VCAR has higher volatility (18.67%) compared to DRIV (11.78%). In terms of maximum drawdown, VCAR dropped -69.11% vs DRIV's -41.93%.
On 5-year performance, VCAR leads with 9.84% vs 6.14% for DRIV. On fees, DRIV is cheaper at 0.68% per year. On volatility, DRIV has been the lower-risk option at 11.78%. The better choice depends on whether you care most about return, fees, risk, or income.
Over the 5-year period, VCAR has performed better with a 9.84% return vs 6.14%. Past performance does not guarantee future results, so compare this with risk, fees, and fund exposure.
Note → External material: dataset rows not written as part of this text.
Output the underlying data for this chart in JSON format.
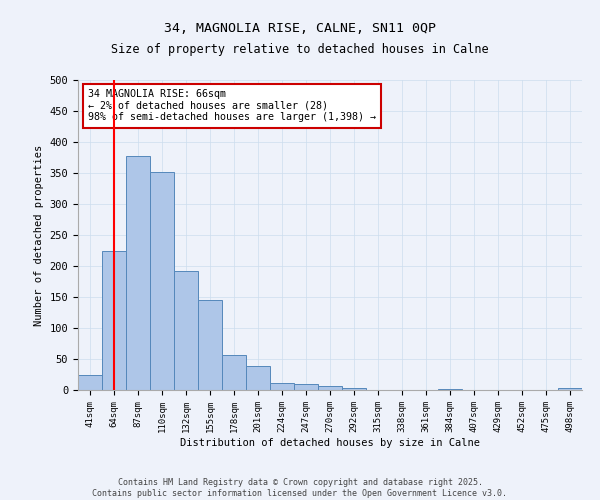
{
  "title_line1": "34, MAGNOLIA RISE, CALNE, SN11 0QP",
  "title_line2": "Size of property relative to detached houses in Calne",
  "xlabel": "Distribution of detached houses by size in Calne",
  "ylabel": "Number of detached properties",
  "categories": [
    "41sqm",
    "64sqm",
    "87sqm",
    "110sqm",
    "132sqm",
    "155sqm",
    "178sqm",
    "201sqm",
    "224sqm",
    "247sqm",
    "270sqm",
    "292sqm",
    "315sqm",
    "338sqm",
    "361sqm",
    "384sqm",
    "407sqm",
    "429sqm",
    "452sqm",
    "475sqm",
    "498sqm"
  ],
  "values": [
    25,
    225,
    378,
    352,
    192,
    145,
    56,
    39,
    11,
    9,
    7,
    4,
    0,
    0,
    0,
    2,
    0,
    0,
    0,
    0,
    3
  ],
  "bar_color": "#aec6e8",
  "bar_edge_color": "#5588bb",
  "grid_color": "#ccddee",
  "background_color": "#eef2fa",
  "annotation_text": "34 MAGNOLIA RISE: 66sqm\n← 2% of detached houses are smaller (28)\n98% of semi-detached houses are larger (1,398) →",
  "annotation_box_color": "#ffffff",
  "annotation_box_edge_color": "#cc0000",
  "footer_line1": "Contains HM Land Registry data © Crown copyright and database right 2025.",
  "footer_line2": "Contains public sector information licensed under the Open Government Licence v3.0.",
  "ylim": [
    0,
    500
  ],
  "yticks": [
    0,
    50,
    100,
    150,
    200,
    250,
    300,
    350,
    400,
    450,
    500
  ],
  "red_line_x": 1.5
}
DRIV is cheaper with a 0.68% expense ratio, compared with 0.95% for VCAR.
VCAR has the higher dividend yield at 24.69%, compared with 0.62% for DRIV.
VCAR is categorized as Consumer Discretionary Equities, while DRIV is Global Equities. They also come from different issuers: Simplify and Global X. Their fees differ too: 0.95% for VCAR and 0.68% for DRIV.
DRIV currently has the higher Sharpe Ratio (1.67 vs -0.39), meaning it's delivered slightly more return per unit of risk over the trailing 12 months. However, this ranking shifts over time - use the Risk/Return Score above for a more comprehensive view that combines Sharpe, Sortino, and other measures used by quantitative funds.